Leo Lánczy (born as Leo Lazarsfeld, Pest, May 10, 1852 – Budapest, January 26, 1921) was a Hungarian Jewish banker, entrepreneur, merchant, financier and politician. According to Forbes he was the 9th richest person in Hungary on the turn of the 19th century with a net worth of 15 million Hungarian pengő.

==Career==
After having been connected for several years with the Anglo-Hungarian Bank and the Ungarische Boden-Credit-Gesellschaft, he was elected in 1881 director-general of the Hungarian Bank of Commerce, in which capacity he contributed greatly to the promotion of Hungarian commerce, and exerted an important influence on the commercial policy of the country. He was especially successful in enlarging Hungarian credit in foreign countries, and in making the finances of Hungary independent of those of Vienna. The bank became an important factor in Hungary's economy, because Lánczy strengthen the relations with the Balkan countries through the financial institution. In 1893 he became president of the Budapest Chamber of Commerce and Industry. Also in 1893 the district of Zsolna returned him to the Hungarian Parliament, where he took a prominent part in the currency conferences; and in 1896 he was member of the parliament as deputy of the city of Miskolc. Lánczy was a convert to Christianity.
He was nominated to the Upper Chamber in 1905 and became privy councilor in 1912.

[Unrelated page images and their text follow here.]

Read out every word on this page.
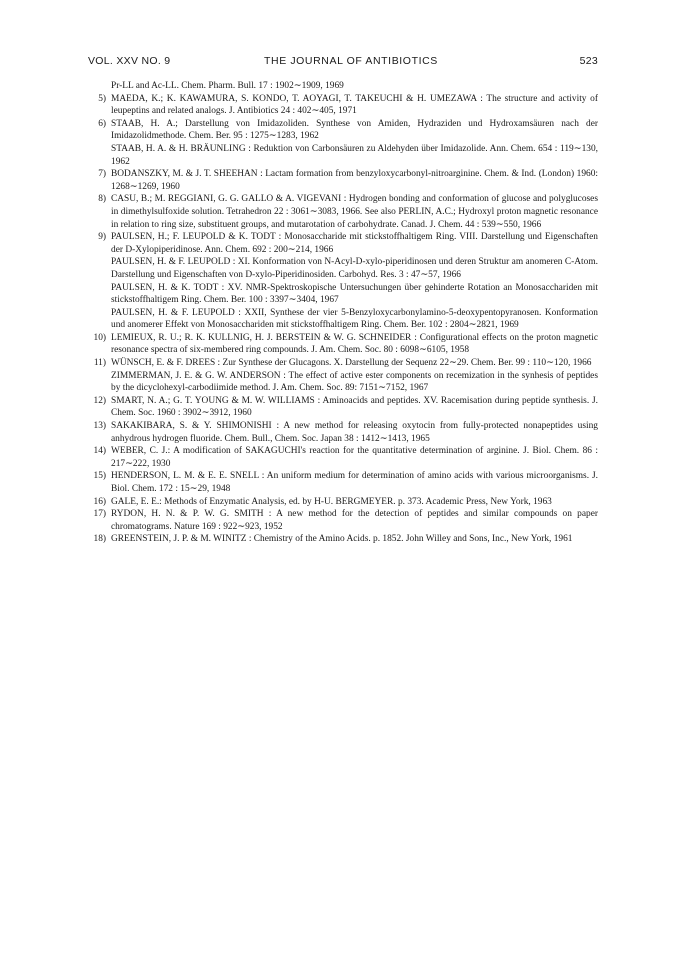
VOL. XXV NO. 9	THE JOURNAL OF ANTIBIOTICS	523
Pr-LL and Ac-LL. Chem. Pharm. Bull. 17 : 1902∼1909, 1969
5) MAEDA, K.; K. KAWAMURA, S. KONDO, T. AOYAGI, T. TAKEUCHI & H. UMEZAWA : The structure and activity of leupeptins and related analogs. J. Antibiotics 24 : 402∼405, 1971
6) STAAB, H. A.; Darstellung von Imidazoliden. Synthese von Amiden, Hydraziden und Hydroxamsäuren nach der Imidazolidmethode. Chem. Ber. 95 : 1275∼1283, 1962
STAAB, H. A. & H. BRÄUNLING : Reduktion von Carbonsäuren zu Aldehyden über Imidazolide. Ann. Chem. 654 : 119∼130, 1962
7) BODANSZKY, M. & J. T. SHEEHAN : Lactam formation from benzyloxycarbonyl-nitroarginine. Chem. & Ind. (London) 1960: 1268∼1269, 1960
8) CASU, B.; M. REGGIANI, G. G. GALLO & A. VIGEVANI : Hydrogen bonding and conformation of glucose and polyglucoses in dimethylsulfoxide solution. Tetrahedron 22 : 3061∼3083, 1966. See also PERLIN, A.C.; Hydroxyl proton magnetic resonance in relation to ring size, substituent groups, and mutarotation of carbohydrate. Canad. J. Chem. 44 : 539∼550, 1966
9) PAULSEN, H.; F. LEUPOLD & K. TODT : Monosaccharide mit stickstoffhaltigem Ring. VIII. Darstellung und Eigenschaften der D-Xylopiperidinose. Ann. Chem. 692 : 200∼214, 1966
PAULSEN, H. & F. LEUPOLD : XI. Konformation von N-Acyl-D-xylo-piperidinosen und deren Struktur am anomeren C-Atom. Darstellung und Eigenschaften von D-xylo-Piperidinosiden. Carbohyd. Res. 3 : 47∼57, 1966
PAULSEN, H. & K. TODT : XV. NMR-Spektroskopische Untersuchungen über gehinderte Rotation an Monosacchariden mit stickstoffhaltigem Ring. Chem. Ber. 100 : 3397∼3404, 1967
PAULSEN, H. & F. LEUPOLD : XXII, Synthese der vier 5-Benzyloxycarbonylamino-5-deoxypentopyranosen. Konformation und anomerer Effekt von Monosacchariden mit stickstoffhaltigem Ring. Chem. Ber. 102 : 2804∼2821, 1969
10) LEMIEUX, R. U.; R. K. KULLNIG, H. J. BERSTEIN & W. G. SCHNEIDER : Configurational effects on the proton magnetic resonance spectra of six-membered ring compounds. J. Am. Chem. Soc. 80 : 6098∼6105, 1958
11) WÜNSCH, E. & F. DREES : Zur Synthese der Glucagons. X. Darstellung der Sequenz 22∼29. Chem. Ber. 99 : 110∼120, 1966
ZIMMERMAN, J. E. & G. W. ANDERSON : The effect of active ester components on recemization in the synhesis of peptides by the dicyclohexyl-carbodiimide method. J. Am. Chem. Soc. 89: 7151∼7152, 1967
12) SMART, N. A.; G. T. YOUNG & M. W. WILLIAMS : Aminoacids and peptides. XV. Racemisation during peptide synthesis. J. Chem. Soc. 1960 : 3902∼3912, 1960
13) SAKAKIBARA, S. & Y. SHIMONISHI : A new method for releasing oxytocin from fully-protected nonapeptides using anhydrous hydrogen fluoride. Chem. Bull., Chem. Soc. Japan 38 : 1412∼1413, 1965
14) WEBER, C. J.: A modification of SAKAGUCHI's reaction for the quantitative determination of arginine. J. Biol. Chem. 86 : 217∼222, 1930
15) HENDERSON, L. M. & E. E. SNELL : An uniform medium for determination of amino acids with various microorganisms. J. Biol. Chem. 172 : 15∼29, 1948
16) GALE, E. E.: Methods of Enzymatic Analysis, ed. by H-U. BERGMEYER. p. 373. Academic Press, New York, 1963
17) RYDON, H. N. & P. W. G. SMITH : A new method for the detection of peptides and similar compounds on paper chromatograms. Nature 169 : 922∼923, 1952
18) GREENSTEIN, J. P. & M. WINITZ : Chemistry of the Amino Acids. p. 1852. John Willey and Sons, Inc., New York, 1961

It is said that he was significant in building a sovereign Hungarian banking sector, industrializing the country, establishing and financing the transport system and the district railway.

==Recognition==
Lánczy received in 1891 the Order of the Iron Crown, and subsequently the "Comthur-Kreuz" of the Order of Franz Joseph, in recognition of his services in promoting the Millennium Exposition of 1896.
In 1902 he received the title of Hofrath.